I knew that painting would lift my spirit and soothe my soul.  I had to let go of the expectations of what I could make since I had to balance this with my side effects to chemo and energy levels. But, I followed a strict clean eating program which I feel kept me in the best condition I could be and allowed me to have a life and not just be a patient.  Creating art allowed me also to be present to all the emotional process that comes with this journey.

I received many cards and notes from friends and family near and far.  Each so beautiful with beautifully written messages.  I could not part with them.  And so my studio time began with these cards.  I  began collaging, something I have never done in art. I took the beautiful words and pictures and began combining them with paints and drawings.

It felt very good to be able to honor these beautiful notes and carts and it felt as though the words seeped further into my being and the thoughts and sentiments of healing were reaching me on a deeper level.

“Boat Loads of Wishes” mixed media on canvas

It reminded me how I was not alone there were so many people that were routing for me, even people I did not know that well.  Walking into the studio and seeing a table full of messy art and then words of encouragement painted in big bold letters gave me energy on days when I really needed it. 

When I felt I had exhausted myself of the collage process, I pulled out a fresh canvas and started with some beachscapes.  “Coming Back” was the first canvas I painted which flowed right off my finger tips when I went from a beach walk and into the studio painting.  It was a very happy day!  To keep myself grounded, centered and remember that a higher power was there to help when I needed it.  I often go to a favorite spot with a friend to walk and meditate.  It has become known as “The Spot” for us and so it was only natural to make it my next painting of the scene that we see when we walk to the beach.
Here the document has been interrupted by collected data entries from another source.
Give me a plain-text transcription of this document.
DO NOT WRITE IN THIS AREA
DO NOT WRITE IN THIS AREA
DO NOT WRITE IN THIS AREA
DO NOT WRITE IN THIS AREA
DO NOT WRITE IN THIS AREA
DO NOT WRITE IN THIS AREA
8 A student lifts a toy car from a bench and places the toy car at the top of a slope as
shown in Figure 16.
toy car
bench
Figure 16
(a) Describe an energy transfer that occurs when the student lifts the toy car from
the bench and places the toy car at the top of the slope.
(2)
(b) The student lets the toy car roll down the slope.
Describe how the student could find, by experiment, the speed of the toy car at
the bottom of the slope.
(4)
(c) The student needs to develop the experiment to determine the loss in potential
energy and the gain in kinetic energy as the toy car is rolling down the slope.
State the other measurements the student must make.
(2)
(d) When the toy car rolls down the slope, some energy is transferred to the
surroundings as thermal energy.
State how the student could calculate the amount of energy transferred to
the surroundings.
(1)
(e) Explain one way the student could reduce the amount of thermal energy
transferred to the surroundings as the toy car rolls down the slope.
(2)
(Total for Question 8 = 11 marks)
“The Spot” acrylic on canvas 20″ x 10″

Staying positive is such an important part of the chemotherapy, cancer and sarcoma journey.  Art has played a huge part in helping to keep me in this frame of mind, especially in the final stages of chemotherapy.  I am happy to say that chemotherapy is done and in a week I will travel back to Chapel Hill for my next scan to prove what I already feel which is that I am continuing to be sarcoma free!  I look forward to sharing with you some of the other pieces I made this winter, I hope it might encourage you to find some time and space to make your own art.  Find a way to have some fun with and let your happy creative self shine!

Carolyn Schena

7 thoughts on “A Different Winter on the OBX

  1. Carolyn, I had no idea you had been sick. (As in that IS in the past.) I wish you continued healing and will believe with you that all cancer is gone.

  2. My thoughts are with you threw your journey. Very true that a positive attitude it important, I have been on that journey. This year on St Patrick’s day it will be 20 years since my last chemo. Keep up the fight and see you this summer

  3. Carolyn, I was so sorry to learn of your health issues this past winter. I am glad to hear that you are recovering and have such a positive attitude. Since I am giving up my house in Salvo ( just to long of a drive for some one getting on towards 70) I have to say the one thing I will miss the most is the time spent at your shop and learning from you. My daughter and friends say the same. I wish you continued success with your art and the shop but most of all I wish you a complete recovery. I will keep you and your family in my prayers.
    Blessings, Sharon Stephens

    • Sharon, Im sorry to hear about you giving up your house, we always look forward to seeing you and your daughter, she is always so creative and you’ve both made so many neat things over the years!

  4. Sending you positive thoughts and prayers. My daughter and I visit Studio 12 every year and become “artists” for a day.